Ele já atuou como interventor judicial na Associação Metropolitana de Gestão (AMG), alvo de uma operação da Polícia Federal em 2021. No site do Cajesp, ele menciona ter sido perito em três processos, todos indicados pelo advogado Ricardo Sayeg, para quem ele atualmente trabalha.

PROCESSOS LIGADOS AO MASTER
Castelo Branco está envolvido em duas ações de grande repercussão: foi contratado pelo Instituto de Previdência Social dos Servidores de Cajamar (IPSSC), que teve um prejuízo de R$ 87 milhões ao investir no Banco Master, e pela produtora GoUp, que recebeu R$ 61 milhões de Daniel Vorcaro, dono do banco.

Ambos os casos são investigados pela Polícia Federal. Em Cajamar, a PF apura a responsabilidade do IPSSC e de seus gestores por investir R$ 87 milhões sem garantias. Castelo Branco foi contratado para provar que a culpa é do Banco Central, CVM, KPM e Secretaria Nacional de Previdência.

O mesmo escritório que o contratou para Cajamar também o chamou para analisar as contas de Dark Horse, como assistente da defesa da GoUp. O laudo, revelado em junho pelo Metrópoles, não detalha o destino de US$ 13,3 milhões (R$ 75 milhões). A perícia menciona de forma genérica as etapas da produção.

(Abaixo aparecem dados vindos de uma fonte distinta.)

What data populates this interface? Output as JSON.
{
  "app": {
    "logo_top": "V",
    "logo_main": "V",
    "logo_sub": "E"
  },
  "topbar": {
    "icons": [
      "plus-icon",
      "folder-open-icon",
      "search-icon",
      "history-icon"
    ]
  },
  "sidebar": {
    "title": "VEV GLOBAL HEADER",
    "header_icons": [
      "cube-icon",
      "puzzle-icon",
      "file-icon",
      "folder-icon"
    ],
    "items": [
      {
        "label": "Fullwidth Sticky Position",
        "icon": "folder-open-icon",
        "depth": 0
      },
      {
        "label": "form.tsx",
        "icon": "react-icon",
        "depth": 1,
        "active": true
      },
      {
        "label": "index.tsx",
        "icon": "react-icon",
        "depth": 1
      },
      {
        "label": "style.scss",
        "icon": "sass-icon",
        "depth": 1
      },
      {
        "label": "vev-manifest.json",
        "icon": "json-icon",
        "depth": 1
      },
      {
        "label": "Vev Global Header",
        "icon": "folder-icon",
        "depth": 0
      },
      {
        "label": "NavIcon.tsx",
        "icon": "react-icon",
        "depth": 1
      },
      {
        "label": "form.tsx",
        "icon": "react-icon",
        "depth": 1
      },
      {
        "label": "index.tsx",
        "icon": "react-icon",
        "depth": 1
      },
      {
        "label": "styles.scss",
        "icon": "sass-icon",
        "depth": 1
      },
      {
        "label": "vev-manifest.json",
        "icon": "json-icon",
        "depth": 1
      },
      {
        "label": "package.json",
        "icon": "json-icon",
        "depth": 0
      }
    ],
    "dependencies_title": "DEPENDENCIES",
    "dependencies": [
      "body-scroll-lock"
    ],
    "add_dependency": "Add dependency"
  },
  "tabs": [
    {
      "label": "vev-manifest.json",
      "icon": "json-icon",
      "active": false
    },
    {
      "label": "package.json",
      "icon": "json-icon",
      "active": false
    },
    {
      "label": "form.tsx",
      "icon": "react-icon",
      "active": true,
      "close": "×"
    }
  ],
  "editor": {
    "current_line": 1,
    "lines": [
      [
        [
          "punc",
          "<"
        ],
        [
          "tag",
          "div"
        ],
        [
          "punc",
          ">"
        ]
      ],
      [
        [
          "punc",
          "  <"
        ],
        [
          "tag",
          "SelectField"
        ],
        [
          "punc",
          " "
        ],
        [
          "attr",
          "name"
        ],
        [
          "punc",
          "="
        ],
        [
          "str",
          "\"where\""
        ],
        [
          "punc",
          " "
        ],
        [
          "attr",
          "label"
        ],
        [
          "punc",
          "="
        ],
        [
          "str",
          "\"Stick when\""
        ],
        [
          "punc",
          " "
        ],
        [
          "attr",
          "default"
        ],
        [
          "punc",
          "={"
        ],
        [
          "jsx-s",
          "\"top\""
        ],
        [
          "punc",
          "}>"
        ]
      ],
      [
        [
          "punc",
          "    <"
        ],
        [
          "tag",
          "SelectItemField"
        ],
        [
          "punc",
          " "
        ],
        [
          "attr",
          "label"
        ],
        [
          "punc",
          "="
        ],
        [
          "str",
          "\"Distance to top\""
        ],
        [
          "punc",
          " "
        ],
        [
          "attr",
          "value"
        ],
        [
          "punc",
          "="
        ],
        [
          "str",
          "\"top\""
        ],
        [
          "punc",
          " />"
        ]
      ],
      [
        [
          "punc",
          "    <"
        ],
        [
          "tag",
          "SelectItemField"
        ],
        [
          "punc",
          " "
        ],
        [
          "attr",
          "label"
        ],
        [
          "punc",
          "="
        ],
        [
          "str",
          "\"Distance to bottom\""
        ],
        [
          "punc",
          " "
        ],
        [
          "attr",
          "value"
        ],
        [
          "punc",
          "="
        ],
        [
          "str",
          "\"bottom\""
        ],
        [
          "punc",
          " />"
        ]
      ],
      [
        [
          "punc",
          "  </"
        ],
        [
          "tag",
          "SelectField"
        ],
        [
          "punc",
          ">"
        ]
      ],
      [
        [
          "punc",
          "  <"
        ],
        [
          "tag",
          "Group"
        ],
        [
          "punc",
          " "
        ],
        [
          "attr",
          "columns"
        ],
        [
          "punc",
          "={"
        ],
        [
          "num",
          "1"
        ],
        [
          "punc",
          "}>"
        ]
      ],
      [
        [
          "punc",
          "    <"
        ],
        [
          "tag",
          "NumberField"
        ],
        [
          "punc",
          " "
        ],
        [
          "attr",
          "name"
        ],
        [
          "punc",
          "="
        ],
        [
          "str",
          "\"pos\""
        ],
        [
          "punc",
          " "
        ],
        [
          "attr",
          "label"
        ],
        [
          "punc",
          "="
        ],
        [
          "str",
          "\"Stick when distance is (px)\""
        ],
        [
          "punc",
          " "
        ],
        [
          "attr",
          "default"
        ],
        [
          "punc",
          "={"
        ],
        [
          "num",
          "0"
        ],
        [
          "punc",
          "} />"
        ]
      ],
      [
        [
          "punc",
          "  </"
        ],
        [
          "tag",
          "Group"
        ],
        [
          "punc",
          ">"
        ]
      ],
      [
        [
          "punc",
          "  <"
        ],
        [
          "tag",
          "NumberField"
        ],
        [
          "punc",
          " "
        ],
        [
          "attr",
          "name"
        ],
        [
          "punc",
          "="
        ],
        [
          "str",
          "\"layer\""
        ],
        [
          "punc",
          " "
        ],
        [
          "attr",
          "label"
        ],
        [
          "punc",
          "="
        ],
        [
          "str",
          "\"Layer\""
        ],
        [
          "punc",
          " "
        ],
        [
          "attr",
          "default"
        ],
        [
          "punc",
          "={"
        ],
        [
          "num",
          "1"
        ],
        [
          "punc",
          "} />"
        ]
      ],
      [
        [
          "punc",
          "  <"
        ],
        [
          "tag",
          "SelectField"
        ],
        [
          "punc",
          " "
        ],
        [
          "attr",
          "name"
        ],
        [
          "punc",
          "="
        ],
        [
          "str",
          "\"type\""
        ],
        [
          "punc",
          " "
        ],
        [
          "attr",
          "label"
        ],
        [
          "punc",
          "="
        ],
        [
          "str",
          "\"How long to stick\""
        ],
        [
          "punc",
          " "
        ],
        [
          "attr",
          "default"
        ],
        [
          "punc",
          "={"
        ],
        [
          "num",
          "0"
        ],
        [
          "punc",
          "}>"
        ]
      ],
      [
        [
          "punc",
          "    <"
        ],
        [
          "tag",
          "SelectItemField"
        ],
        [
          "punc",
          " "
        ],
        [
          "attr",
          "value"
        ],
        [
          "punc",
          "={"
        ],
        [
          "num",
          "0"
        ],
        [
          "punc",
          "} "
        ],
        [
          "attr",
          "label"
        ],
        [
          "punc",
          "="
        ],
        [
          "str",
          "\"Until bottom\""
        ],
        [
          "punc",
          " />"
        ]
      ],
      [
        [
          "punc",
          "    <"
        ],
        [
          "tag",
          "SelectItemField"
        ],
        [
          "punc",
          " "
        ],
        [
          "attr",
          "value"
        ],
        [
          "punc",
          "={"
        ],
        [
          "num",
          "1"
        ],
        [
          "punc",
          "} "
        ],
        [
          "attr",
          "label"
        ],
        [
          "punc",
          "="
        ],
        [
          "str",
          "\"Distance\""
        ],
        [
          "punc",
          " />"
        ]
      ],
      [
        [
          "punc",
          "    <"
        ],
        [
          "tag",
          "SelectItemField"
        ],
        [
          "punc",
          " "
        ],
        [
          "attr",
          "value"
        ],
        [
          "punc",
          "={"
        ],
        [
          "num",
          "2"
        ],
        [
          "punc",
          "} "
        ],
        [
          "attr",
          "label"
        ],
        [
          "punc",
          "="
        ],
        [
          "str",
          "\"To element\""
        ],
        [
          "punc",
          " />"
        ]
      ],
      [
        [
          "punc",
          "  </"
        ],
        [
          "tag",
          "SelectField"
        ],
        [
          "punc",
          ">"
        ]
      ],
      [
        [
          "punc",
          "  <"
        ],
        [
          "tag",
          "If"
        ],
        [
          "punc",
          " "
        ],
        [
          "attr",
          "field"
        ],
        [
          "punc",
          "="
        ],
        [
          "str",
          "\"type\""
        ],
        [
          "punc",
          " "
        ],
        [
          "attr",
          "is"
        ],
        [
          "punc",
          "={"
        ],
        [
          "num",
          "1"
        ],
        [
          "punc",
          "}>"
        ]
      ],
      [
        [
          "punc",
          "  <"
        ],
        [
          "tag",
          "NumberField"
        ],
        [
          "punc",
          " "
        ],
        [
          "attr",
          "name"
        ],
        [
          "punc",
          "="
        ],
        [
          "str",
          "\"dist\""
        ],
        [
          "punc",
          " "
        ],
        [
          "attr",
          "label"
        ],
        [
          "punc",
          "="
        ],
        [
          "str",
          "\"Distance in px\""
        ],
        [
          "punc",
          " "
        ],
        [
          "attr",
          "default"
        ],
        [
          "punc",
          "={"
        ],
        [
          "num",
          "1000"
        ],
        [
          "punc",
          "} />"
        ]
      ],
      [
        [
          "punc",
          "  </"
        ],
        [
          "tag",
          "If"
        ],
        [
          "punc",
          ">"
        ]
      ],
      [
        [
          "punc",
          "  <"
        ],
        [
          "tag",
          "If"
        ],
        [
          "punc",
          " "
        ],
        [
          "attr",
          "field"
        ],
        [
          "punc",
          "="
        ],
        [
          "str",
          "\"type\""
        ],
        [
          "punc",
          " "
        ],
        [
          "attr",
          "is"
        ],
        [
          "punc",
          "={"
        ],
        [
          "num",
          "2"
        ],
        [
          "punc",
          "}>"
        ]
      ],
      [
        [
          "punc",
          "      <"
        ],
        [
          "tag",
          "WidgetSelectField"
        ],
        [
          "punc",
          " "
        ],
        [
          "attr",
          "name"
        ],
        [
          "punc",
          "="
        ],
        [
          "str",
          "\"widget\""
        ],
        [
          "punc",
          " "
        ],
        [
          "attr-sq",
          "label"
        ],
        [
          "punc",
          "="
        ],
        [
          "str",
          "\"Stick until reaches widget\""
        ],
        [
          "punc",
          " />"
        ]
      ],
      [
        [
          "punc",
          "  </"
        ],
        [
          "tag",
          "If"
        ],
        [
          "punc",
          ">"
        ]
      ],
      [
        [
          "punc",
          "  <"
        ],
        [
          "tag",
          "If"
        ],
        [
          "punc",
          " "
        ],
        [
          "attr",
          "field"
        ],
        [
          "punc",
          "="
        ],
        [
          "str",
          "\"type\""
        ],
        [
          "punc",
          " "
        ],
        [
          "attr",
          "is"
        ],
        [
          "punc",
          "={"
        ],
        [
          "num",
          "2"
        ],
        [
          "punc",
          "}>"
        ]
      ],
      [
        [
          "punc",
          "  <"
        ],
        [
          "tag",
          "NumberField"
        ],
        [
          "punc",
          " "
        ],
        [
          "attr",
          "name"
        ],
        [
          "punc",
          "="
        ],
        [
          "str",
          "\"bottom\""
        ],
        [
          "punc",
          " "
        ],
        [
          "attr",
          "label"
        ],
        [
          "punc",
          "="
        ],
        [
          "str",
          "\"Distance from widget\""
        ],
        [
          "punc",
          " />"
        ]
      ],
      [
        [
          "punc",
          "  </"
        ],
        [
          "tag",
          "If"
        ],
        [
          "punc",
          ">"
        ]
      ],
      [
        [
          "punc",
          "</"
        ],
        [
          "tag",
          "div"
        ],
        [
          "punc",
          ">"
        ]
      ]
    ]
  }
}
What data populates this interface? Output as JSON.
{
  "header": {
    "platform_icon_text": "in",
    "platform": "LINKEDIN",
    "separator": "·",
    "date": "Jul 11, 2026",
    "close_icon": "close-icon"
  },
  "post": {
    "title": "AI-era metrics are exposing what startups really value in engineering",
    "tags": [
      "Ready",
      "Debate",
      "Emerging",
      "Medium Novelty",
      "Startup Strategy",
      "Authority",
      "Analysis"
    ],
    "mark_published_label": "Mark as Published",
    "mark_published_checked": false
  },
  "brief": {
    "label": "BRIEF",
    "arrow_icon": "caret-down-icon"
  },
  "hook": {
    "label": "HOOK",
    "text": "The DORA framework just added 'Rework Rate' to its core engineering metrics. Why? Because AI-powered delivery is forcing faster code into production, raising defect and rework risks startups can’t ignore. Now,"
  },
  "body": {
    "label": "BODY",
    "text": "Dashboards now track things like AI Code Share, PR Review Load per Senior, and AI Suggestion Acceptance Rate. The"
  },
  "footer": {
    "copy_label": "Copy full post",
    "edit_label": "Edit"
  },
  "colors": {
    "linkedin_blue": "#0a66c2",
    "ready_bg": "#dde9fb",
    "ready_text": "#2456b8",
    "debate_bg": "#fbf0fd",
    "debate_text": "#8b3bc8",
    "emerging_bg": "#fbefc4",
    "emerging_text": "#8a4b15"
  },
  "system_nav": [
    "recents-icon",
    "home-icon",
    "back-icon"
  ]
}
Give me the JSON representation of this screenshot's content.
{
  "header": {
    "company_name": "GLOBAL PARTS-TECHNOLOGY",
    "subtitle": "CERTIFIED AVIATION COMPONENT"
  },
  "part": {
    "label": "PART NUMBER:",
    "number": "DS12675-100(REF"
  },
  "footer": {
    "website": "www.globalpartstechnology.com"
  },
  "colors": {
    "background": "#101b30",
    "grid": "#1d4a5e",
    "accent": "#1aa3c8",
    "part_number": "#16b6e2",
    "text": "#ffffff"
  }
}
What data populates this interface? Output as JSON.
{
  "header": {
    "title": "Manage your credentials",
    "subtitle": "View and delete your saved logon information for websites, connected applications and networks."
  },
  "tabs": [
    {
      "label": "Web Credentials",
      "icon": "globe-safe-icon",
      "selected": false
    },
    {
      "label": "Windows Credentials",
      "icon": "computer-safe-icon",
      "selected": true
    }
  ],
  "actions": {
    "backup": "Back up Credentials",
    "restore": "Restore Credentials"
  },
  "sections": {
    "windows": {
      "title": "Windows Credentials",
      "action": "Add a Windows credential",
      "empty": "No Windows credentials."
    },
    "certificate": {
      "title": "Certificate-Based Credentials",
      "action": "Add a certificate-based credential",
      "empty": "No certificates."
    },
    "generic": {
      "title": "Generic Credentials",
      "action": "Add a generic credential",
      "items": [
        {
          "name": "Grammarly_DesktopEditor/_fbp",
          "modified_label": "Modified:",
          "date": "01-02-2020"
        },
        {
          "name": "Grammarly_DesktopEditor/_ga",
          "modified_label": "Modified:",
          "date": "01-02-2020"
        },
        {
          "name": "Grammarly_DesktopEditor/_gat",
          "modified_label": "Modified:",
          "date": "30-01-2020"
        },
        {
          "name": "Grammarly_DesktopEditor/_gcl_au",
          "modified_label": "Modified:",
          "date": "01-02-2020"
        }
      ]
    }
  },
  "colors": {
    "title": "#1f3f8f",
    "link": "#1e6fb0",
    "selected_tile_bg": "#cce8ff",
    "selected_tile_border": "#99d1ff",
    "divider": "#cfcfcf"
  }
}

Segundo o documento, até 10 de junho, o fundo Havengate Development LP havia enviado os US$ 13,3 milhões para o filme.

CONFIRA A NOTA DA CAIXA:
A CAIXA informa que o contrato com o Corinthians seguiu a legislação vigente e normas do Banco Central do Brasil, sem extrapolar o regime jurídico aplicável. A contratação de 2013 e a renegociação em 2022 foram acompanhadas por assessoria técnica e jurídica, aprovadas por regras de governança rigorosas.

A CAIXA ressalta que informações sobre operações de crédito estão protegidas por sigilo bancário, conforme a Lei Complementar n° 105/2001. Por isso, não pode comentar detalhes do contrato, reafirmando que sua atuação observou a legislação aplicável e normativos internos.